Monday, March 20, 2017

FTTH Economics Might Now Largely Depend on Monopoly Conditions

The economics of fiber to the home now seem to hinge very much on whether a monopoly deployment is possible, typically when one national network is built that is used by all, or most, retail competitors. Think of Australia’s National Broadband Network; Openreach in the United Kingdom, New Zealand’s network or Singapore’s model, or nations of the European Union.

In markets where facilities-based fixed network competition exists, entirely or in part (United States and Canada being examples of the former; the Netherlands, United Kingdom and France examples of the latter), market dynamics are quite different.

In principle, a monopoly fixed network provider could hope to have market share up to 90 percent (some satellite, some independent ISPs, some cable operators could take some share). In a competitive, facilities-based market, any single competitor might hope to get 40 percent to 50 percent market share. The lower figure might happen where there are significant third party suppliers, the latter figure happening when there are just two participants competing.

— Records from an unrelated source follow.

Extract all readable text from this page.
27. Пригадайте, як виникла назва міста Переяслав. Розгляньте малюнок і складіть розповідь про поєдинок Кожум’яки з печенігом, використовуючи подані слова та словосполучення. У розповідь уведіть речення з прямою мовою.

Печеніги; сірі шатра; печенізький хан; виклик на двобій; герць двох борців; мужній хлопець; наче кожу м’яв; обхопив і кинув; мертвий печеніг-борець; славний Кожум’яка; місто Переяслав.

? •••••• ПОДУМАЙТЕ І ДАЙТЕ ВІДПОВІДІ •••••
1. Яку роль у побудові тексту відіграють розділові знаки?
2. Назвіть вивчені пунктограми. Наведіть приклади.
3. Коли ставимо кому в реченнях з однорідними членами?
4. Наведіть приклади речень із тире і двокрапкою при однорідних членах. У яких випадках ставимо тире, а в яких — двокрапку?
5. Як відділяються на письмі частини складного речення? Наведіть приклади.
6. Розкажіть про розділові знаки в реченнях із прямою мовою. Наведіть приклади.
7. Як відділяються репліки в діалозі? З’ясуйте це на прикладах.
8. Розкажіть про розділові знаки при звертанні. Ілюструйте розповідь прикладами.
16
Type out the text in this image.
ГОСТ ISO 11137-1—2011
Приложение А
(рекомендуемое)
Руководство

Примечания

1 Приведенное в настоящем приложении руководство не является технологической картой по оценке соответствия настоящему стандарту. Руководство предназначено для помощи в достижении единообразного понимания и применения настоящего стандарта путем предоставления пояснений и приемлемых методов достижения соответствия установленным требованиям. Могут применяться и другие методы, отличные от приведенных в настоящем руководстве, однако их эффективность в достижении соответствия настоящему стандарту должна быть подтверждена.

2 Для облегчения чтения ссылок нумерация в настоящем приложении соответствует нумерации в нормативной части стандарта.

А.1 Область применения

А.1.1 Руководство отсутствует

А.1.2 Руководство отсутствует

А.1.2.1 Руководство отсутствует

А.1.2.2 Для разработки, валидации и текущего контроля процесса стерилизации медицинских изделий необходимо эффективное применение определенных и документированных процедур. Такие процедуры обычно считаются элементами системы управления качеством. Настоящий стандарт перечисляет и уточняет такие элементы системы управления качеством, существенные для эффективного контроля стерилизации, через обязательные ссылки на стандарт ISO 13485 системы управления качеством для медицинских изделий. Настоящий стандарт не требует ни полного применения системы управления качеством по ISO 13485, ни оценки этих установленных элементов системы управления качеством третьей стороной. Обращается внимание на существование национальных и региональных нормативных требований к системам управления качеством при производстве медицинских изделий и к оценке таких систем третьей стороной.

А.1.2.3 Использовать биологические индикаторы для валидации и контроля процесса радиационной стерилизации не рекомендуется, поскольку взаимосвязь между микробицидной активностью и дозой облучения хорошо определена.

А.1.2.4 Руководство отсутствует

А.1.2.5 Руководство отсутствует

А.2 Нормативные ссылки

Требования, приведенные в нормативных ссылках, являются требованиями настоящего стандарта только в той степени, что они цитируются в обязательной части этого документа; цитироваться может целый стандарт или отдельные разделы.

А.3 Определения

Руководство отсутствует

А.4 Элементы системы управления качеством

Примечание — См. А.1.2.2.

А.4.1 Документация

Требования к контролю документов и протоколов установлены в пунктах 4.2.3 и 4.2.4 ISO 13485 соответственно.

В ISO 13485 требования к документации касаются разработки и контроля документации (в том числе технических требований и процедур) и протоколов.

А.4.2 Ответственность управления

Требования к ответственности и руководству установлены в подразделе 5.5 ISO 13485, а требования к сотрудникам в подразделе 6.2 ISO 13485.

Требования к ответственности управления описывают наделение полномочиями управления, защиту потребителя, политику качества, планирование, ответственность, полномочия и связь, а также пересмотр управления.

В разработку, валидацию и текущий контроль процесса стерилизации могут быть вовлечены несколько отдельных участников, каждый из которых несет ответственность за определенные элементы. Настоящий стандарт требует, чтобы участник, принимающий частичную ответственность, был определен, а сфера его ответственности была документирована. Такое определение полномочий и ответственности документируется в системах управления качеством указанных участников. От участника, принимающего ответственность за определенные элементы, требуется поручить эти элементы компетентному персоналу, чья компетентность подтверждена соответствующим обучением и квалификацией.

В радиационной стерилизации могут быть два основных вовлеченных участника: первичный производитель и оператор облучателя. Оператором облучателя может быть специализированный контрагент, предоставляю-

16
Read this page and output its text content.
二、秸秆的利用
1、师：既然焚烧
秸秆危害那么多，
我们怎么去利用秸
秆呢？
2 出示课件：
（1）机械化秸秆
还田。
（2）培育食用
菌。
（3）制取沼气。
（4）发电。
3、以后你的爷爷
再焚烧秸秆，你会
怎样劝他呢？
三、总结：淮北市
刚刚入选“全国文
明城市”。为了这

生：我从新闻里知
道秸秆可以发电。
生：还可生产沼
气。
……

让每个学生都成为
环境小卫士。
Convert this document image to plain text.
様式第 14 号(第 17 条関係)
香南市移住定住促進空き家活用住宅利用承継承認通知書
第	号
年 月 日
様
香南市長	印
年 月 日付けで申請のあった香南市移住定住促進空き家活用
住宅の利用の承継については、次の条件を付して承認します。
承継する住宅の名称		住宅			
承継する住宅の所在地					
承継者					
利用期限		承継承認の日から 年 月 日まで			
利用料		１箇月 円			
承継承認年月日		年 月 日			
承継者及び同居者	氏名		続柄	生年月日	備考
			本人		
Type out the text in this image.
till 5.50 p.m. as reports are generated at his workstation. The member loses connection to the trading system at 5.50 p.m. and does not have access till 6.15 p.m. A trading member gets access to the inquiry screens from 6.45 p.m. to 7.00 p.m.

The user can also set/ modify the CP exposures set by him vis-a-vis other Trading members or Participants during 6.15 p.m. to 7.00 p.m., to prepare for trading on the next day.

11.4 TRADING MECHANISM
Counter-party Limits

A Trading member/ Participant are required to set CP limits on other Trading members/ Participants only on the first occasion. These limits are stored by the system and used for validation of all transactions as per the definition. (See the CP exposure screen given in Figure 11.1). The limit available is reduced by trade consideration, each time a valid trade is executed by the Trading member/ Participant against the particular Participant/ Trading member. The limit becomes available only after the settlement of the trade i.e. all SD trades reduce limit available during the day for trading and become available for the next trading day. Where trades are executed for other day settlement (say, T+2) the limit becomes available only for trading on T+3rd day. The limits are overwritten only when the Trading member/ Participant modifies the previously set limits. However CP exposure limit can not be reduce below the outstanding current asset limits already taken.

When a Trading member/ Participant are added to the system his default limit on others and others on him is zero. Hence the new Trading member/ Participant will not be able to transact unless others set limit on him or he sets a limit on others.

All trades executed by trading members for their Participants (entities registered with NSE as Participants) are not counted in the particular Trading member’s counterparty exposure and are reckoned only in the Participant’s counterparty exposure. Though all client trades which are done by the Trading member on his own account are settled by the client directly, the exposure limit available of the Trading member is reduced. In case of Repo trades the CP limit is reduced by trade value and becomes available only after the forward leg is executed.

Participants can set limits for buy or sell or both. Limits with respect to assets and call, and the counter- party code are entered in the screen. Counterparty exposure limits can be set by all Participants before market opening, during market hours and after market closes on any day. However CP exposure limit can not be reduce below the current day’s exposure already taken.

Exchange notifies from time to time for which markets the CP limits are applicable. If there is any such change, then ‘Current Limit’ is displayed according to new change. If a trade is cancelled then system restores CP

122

CenturyLink, for example, now earns 76 percent of revenue solely from business customers. The implication is that no matter what CenturyLink does, its consumer fixed networks drive, at best, 24 percent of results. That is a practical illustration of the “80/20 rules,” or Pareto Principle, which means 80 percent of results come from 20 percent of activities. For CenturyLink, one might say that 20 percent of the assets (those serving business customers) drive 80 percent of results.

Over recent decades, telcos have had to replace half of revenues every decade. The big shifts so far have been fixed network long distance to mobile; then mobile messaging replacing voice; then mobile data replacing mobile messaging. For many fixed network providers, internet access replaced voice, and now entertainment video is replacing internet access.

The point is that highly-competitive markets and diminution of all legacy revenue streams now mean the potential financial return from any network investment is limited. In essence, telcos and other competing service providers have been running in place, losing some revenue sources and replacing them with others.

For many access providers, the business problem is that new networks cost more, but support new revenues at a lesser level, in part because the amount of stranded assets (assets that do not generate revenue) grows in a competitive market, and in part because all legacy revenue sources are maturing.

That has huge implications. It means the economics of FTTH now are not driven principally by asset cost, but by the nature of the markets where the assets are deployed. Monopoly, or near-monopoly scenarios, are most favorable. Highly-competitive, facilities-based markets are where the payback is most tenuous.

In other words, even Verizon finds that up to 60 percent of its FTTH assets are stranded, and not generating revenue. That is not unusual, in any U.S. market.

So the new questions are whether FTTH actually makes sense, as a ubiquitous network, in any market where there is robust, facilities-based competition.